“T cells are particularly good at making transient contacts with other cells and then moving on,” says Davis. “It's a specialized function of T cells, natural killer cells, and similar cell types.” His group now shows that such short-lived greetings often leave in their wake membrane tethers known as nanotubes.
These delicate actin-filled tethers have been seen linking neuronal PC12 cells as well as macrophages, B cells, and other immune cell types. But the T cell nanotubes were distinct. Unlike the open-ended linkages of PC12 cells, these nanotubes maintained a membrane junction between T cells, either within the nanotube or at its tip.
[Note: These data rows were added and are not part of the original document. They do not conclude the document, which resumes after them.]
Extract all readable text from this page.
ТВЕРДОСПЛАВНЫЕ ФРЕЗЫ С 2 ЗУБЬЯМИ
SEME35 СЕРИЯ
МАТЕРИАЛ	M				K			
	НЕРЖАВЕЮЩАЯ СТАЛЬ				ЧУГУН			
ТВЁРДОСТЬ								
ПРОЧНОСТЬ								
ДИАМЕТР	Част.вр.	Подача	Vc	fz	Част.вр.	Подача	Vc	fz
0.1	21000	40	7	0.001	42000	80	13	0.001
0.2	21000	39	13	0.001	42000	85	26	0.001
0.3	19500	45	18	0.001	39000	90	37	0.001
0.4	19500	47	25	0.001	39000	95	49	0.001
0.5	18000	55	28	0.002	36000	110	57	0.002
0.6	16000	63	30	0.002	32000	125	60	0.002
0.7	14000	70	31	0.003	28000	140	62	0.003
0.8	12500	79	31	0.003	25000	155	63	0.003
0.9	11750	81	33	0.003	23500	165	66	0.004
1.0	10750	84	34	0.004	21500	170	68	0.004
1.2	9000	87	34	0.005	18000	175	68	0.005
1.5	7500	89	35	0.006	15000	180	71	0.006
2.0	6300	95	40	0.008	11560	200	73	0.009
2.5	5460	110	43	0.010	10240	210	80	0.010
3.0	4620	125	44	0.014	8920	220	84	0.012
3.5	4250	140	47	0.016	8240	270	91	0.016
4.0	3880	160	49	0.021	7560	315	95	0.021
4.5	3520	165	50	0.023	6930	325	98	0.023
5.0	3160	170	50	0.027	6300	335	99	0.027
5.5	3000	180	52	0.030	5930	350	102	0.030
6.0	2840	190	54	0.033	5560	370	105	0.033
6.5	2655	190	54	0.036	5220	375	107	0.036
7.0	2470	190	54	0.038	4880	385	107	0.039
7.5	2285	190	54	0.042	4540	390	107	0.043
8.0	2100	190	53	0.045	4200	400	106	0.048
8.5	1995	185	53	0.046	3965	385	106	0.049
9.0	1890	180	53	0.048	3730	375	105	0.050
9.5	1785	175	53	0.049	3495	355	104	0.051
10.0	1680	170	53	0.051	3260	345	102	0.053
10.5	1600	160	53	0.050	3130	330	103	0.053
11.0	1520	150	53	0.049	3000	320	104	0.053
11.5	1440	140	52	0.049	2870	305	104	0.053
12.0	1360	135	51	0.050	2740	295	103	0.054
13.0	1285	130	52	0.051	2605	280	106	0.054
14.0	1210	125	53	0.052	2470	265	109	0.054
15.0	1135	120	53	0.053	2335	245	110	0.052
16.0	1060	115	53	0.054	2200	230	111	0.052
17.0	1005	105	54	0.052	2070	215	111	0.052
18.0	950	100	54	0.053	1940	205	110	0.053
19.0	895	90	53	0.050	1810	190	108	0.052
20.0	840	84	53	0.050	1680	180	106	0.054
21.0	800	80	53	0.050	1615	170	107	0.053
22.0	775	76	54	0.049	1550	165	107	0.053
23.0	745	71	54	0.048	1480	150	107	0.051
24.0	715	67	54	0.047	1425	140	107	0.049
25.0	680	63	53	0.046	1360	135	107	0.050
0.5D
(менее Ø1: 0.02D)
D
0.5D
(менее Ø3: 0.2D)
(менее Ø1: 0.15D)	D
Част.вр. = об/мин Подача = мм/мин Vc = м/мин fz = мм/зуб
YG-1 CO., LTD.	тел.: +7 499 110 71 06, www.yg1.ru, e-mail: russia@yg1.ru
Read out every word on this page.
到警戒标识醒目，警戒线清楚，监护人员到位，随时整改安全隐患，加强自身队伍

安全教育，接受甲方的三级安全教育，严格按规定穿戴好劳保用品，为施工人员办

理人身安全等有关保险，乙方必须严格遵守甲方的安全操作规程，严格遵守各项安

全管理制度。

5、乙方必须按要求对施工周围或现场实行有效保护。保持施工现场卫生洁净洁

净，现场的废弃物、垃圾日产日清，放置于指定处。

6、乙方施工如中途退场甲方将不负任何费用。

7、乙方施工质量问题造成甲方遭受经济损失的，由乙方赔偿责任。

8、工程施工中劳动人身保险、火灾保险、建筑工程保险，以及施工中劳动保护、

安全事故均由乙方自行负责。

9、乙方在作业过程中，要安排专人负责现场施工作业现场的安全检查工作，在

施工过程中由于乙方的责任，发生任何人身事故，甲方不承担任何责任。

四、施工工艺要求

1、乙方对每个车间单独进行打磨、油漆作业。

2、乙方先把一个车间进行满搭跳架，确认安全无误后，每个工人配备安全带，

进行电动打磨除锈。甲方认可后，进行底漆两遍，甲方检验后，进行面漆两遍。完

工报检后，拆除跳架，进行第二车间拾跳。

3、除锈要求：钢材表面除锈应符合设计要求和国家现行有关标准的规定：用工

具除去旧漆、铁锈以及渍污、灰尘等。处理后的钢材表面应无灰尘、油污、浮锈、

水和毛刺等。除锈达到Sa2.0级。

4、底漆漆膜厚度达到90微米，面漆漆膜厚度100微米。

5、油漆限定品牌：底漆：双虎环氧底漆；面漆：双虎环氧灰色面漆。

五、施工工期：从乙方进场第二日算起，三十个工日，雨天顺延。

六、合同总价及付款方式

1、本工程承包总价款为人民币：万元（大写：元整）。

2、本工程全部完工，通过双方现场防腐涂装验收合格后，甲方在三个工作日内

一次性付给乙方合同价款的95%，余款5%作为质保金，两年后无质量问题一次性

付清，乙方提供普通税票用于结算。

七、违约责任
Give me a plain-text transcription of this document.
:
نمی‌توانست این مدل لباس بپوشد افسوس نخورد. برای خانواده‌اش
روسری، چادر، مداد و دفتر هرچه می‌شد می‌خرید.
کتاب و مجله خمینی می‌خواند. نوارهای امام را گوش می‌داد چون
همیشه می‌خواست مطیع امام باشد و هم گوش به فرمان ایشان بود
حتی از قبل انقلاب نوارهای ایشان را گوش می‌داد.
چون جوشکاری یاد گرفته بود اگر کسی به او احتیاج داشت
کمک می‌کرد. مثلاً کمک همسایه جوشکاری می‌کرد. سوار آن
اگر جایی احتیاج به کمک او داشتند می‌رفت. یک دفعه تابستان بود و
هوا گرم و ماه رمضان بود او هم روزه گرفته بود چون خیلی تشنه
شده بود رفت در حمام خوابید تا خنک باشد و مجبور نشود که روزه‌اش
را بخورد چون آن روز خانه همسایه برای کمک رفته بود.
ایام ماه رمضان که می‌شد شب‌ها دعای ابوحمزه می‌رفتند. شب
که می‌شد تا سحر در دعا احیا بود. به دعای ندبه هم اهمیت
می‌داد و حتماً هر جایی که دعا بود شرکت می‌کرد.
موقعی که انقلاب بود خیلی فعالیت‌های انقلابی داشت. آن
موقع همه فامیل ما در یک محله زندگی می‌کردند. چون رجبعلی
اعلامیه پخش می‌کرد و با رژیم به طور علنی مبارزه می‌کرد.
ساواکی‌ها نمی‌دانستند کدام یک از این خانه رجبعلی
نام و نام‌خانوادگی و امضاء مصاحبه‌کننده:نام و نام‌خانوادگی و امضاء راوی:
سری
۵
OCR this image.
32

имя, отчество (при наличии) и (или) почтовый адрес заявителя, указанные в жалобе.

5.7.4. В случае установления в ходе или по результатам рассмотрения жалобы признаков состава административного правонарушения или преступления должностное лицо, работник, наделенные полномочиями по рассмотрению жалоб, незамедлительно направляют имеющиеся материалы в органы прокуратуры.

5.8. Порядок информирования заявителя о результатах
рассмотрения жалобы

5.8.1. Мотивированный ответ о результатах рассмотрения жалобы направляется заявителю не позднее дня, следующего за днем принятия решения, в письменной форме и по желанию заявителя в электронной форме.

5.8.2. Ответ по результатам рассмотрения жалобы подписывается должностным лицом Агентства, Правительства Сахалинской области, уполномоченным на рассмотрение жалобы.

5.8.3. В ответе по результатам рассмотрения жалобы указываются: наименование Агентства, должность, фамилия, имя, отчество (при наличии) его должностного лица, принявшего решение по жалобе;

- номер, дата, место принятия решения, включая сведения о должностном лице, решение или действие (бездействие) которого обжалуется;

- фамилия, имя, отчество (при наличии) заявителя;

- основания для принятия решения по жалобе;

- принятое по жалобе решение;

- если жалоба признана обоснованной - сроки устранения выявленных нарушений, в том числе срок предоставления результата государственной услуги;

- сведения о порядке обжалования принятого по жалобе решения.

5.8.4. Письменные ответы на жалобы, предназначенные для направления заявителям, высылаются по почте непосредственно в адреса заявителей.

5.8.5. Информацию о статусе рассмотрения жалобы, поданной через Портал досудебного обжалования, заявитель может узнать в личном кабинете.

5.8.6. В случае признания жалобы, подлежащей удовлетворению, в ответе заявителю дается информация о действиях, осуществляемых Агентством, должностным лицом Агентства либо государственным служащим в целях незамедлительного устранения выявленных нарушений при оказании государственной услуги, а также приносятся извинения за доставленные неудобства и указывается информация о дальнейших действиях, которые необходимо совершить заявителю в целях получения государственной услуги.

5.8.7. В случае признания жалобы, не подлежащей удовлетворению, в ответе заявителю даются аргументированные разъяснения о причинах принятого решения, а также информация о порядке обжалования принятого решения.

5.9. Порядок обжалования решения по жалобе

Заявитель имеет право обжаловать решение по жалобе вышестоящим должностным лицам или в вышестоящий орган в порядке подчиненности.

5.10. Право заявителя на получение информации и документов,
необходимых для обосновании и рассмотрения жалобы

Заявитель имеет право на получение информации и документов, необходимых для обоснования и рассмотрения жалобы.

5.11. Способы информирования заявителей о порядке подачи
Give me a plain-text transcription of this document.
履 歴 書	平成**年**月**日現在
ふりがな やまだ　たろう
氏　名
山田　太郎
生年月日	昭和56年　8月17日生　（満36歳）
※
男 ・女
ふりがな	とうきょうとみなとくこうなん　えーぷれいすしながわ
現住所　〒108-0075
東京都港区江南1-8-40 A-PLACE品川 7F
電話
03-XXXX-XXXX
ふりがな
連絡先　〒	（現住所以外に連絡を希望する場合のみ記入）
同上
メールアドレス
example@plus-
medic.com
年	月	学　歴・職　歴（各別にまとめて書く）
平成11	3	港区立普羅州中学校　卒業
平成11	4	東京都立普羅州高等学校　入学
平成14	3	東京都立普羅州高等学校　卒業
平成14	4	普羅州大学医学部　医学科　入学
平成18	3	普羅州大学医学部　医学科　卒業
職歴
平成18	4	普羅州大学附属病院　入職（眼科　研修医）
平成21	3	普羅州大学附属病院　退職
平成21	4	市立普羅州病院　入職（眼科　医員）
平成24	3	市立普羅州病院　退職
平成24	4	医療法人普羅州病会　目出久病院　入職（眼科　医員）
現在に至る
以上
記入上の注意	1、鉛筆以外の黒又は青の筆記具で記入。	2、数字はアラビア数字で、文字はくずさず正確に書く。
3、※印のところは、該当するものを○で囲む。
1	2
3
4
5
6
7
They also had the ability to curve around obstacles, as revealed when T cells were set in a 3D matrix.
The resolution of in vivo fluorescence microscopy is not yet sufficient to detect nanotubes directly. But circumstantial evidence suggests they exist in vivo, as cell surface proteins can be detected moving between cells somehow. Davis and colleagues are currently trying to identify immune cell materials that traffic within the tubes and the functional consequences of any transfer between T cells. Unlike myeloid cells, T cells were unable to transmit calcium signals via their nanotubes.
Whether nanotubes are used for T cell processes or are a simple byproduct of membrane physics, at least one virus has learned to exploit them. This opportunist is HIV, which invades and replicates within T cells. HIV antigens were found in nanotubes emanating from infected cells. And previously uninfected cells that connected to such nanotubes occasionally wound up with their own allotment of these antigens. Transfer required the viral receptor, CD4, suggesting that HIV transfer between cells by nanotubes requires membrane fusion mediated by HIV's Envelope protein.